The Trump administration’s move now lifts restrictions on companies such as Nvidia from selling processors meant for AI applications to other countries, including Mexico, China and Russia.
“These new requirements would have stifled American innovation and saddled companies with burdensome new regulatory requirements,” the Department of Commerce said in a statement. “The AI Diffusion Rule also would have undermined US diplomatic relations with dozens of countries by downgrading them to second-tier status.”
The Department of Commerce said it is still warning companies and the public about allowing US-made AI chips to be used for Chinese AI models and is discouraging the use of Huawei Ascend chips specifically for exported products.
‘Cautious relief’ among chipmakers
Some in the industry worried that the rule could have hurt startups or mid-tier players, but now, the mood is “cautious relief,” said one tech-industry executive.
“While most companies support the need for guardrails around advanced AI capabilities, the AI Diffusion Rule as originally framed created a lot of ambiguity — especially around how ‘diffusion’ would be interpreted in deployment, licensing or technical architecture,” said Dmitry Zakharchenko, chief software officer for Blaize, a California-based AI chip company.

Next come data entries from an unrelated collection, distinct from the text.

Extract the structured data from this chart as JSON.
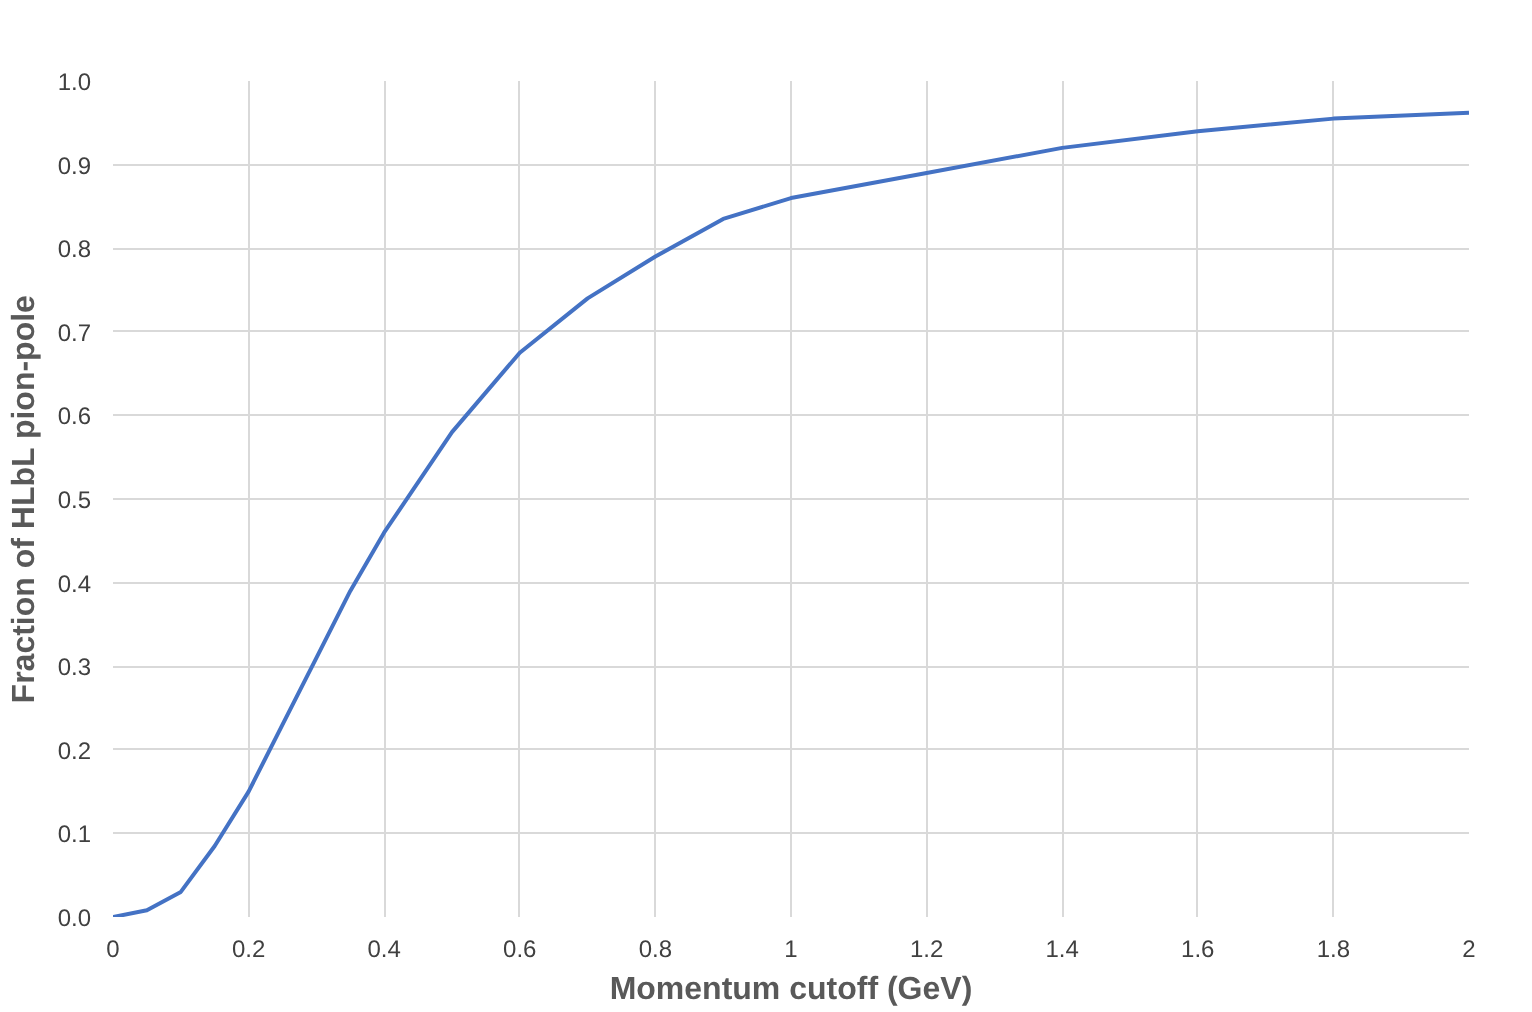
{
  "chart_data": {
    "type": "line",
    "xlabel": "Momentum cutoff (GeV)",
    "ylabel": "Fraction of HLbL pion-pole",
    "x": [
      0,
      0.05,
      0.1,
      0.15,
      0.2,
      0.25,
      0.3,
      0.35,
      0.4,
      0.5,
      0.6,
      0.7,
      0.8,
      0.9,
      1.0,
      1.2,
      1.4,
      1.6,
      1.8,
      2.0
    ],
    "series": [
      {
        "color": "#4472c4",
        "values": [
          0.0,
          0.008,
          0.03,
          0.085,
          0.15,
          0.23,
          0.31,
          0.39,
          0.46,
          0.58,
          0.675,
          0.74,
          0.79,
          0.835,
          0.86,
          0.89,
          0.92,
          0.94,
          0.955,
          0.962
        ]
      }
    ],
    "xlim": [
      0,
      2
    ],
    "ylim": [
      0,
      1.0
    ],
    "xticks": [
      0,
      0.2,
      0.4,
      0.6,
      0.8,
      1,
      1.2,
      1.4,
      1.6,
      1.8,
      2
    ],
    "yticks": [
      {
        "value": 0,
        "label": "0.0"
      },
      0.1,
      0.2,
      0.3,
      0.4,
      0.5,
      0.6,
      0.7,
      0.8,
      0.9,
      {
        "value": 1,
        "label": "1.0"
      }
    ],
    "grid": true,
    "marker": "none",
    "line_style": "solid"
  }
}
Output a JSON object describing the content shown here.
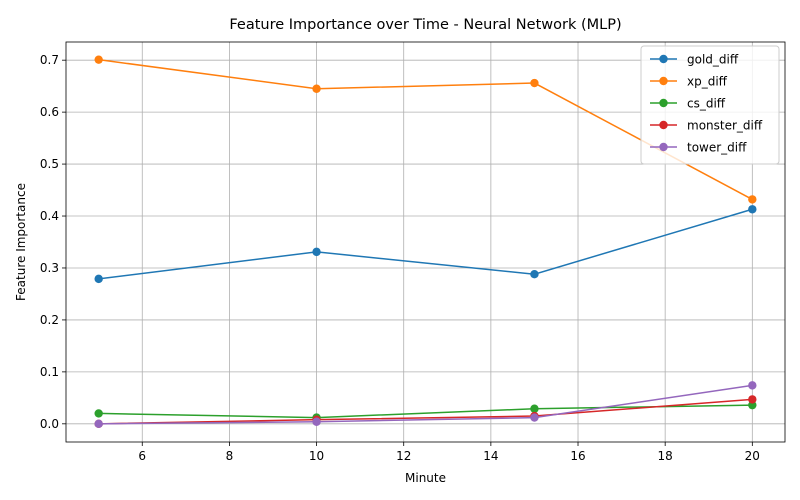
{
  "chart_data": {
    "type": "line",
    "title": "Feature Importance over Time - Neural Network (MLP)",
    "xlabel": "Minute",
    "ylabel": "Feature Importance",
    "x": [
      5,
      10,
      15,
      20
    ],
    "xlim": [
      4.25,
      20.75
    ],
    "ylim": [
      -0.035,
      0.735
    ],
    "xticks": [
      6,
      8,
      10,
      12,
      14,
      16,
      18,
      20
    ],
    "yticks": [
      0.0,
      0.1,
      0.2,
      0.3,
      0.4,
      0.5,
      0.6,
      0.7
    ],
    "grid": true,
    "legend_position": "top-right",
    "series": [
      {
        "name": "gold_diff",
        "color": "#1f77b4",
        "values": [
          0.279,
          0.331,
          0.288,
          0.413
        ]
      },
      {
        "name": "xp_diff",
        "color": "#ff7f0e",
        "values": [
          0.701,
          0.645,
          0.656,
          0.432
        ]
      },
      {
        "name": "cs_diff",
        "color": "#2ca02c",
        "values": [
          0.02,
          0.012,
          0.029,
          0.036
        ]
      },
      {
        "name": "monster_diff",
        "color": "#d62728",
        "values": [
          0.0,
          0.008,
          0.015,
          0.047
        ]
      },
      {
        "name": "tower_diff",
        "color": "#9467bd",
        "values": [
          0.0,
          0.004,
          0.012,
          0.074
        ]
      }
    ]
  }
}
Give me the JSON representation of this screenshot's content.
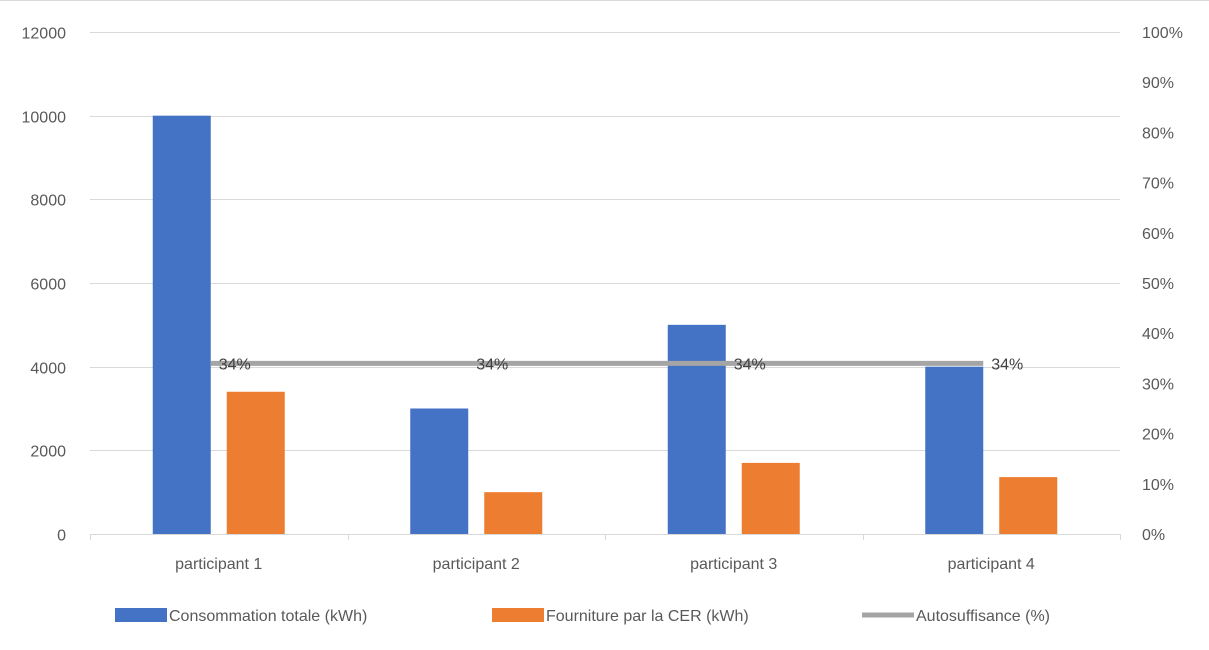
{
  "chart_data": {
    "type": "bar",
    "categories": [
      "participant 1",
      "participant 2",
      "participant 3",
      "participant 4"
    ],
    "series": [
      {
        "name": "Consommation totale (kWh)",
        "kind": "bar",
        "axis": "left",
        "color": "#4472C4",
        "values": [
          10000,
          3000,
          5000,
          4000
        ]
      },
      {
        "name": "Fourniture par la CER (kWh)",
        "kind": "bar",
        "axis": "left",
        "color": "#ED7D31",
        "values": [
          3400,
          1000,
          1700,
          1360
        ]
      },
      {
        "name": "Autosuffisance (%)",
        "kind": "line",
        "axis": "right",
        "color": "#A5A5A5",
        "values": [
          0.34,
          0.34,
          0.34,
          0.34
        ],
        "labels": [
          "34%",
          "34%",
          "34%",
          "34%"
        ]
      }
    ],
    "y_left": {
      "ylim": [
        0,
        12000
      ],
      "ticks": [
        "0",
        "2000",
        "4000",
        "6000",
        "8000",
        "10000",
        "12000"
      ]
    },
    "y_right": {
      "ylim": [
        0,
        1
      ],
      "ticks": [
        "0%",
        "10%",
        "20%",
        "30%",
        "40%",
        "50%",
        "60%",
        "70%",
        "80%",
        "90%",
        "100%"
      ]
    },
    "grid": true,
    "legend_position": "bottom"
  }
}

Zakharchenko says the concern among companies like his wasn’t just sales but also cross-country research collaboration, AI model deployment and cloud-infrastructure partners.
“The risk was that overbroad policy could inadvertently restrict benign use cases, including public safety, industrial inspection, and transportation,” he said.
As for what comes next, Zakharchenko said that some of the companies that would have been affected are taking their own steps to mitigate risks from overseas. That, he said, is happening “both at the hardware level and through partner ecosystems.”
“That includes secure boot, encrypted pipelines, regional deployment controls and tighter collaboration with integrators who understand where and how inference workloads are run,” Zakharchenko said.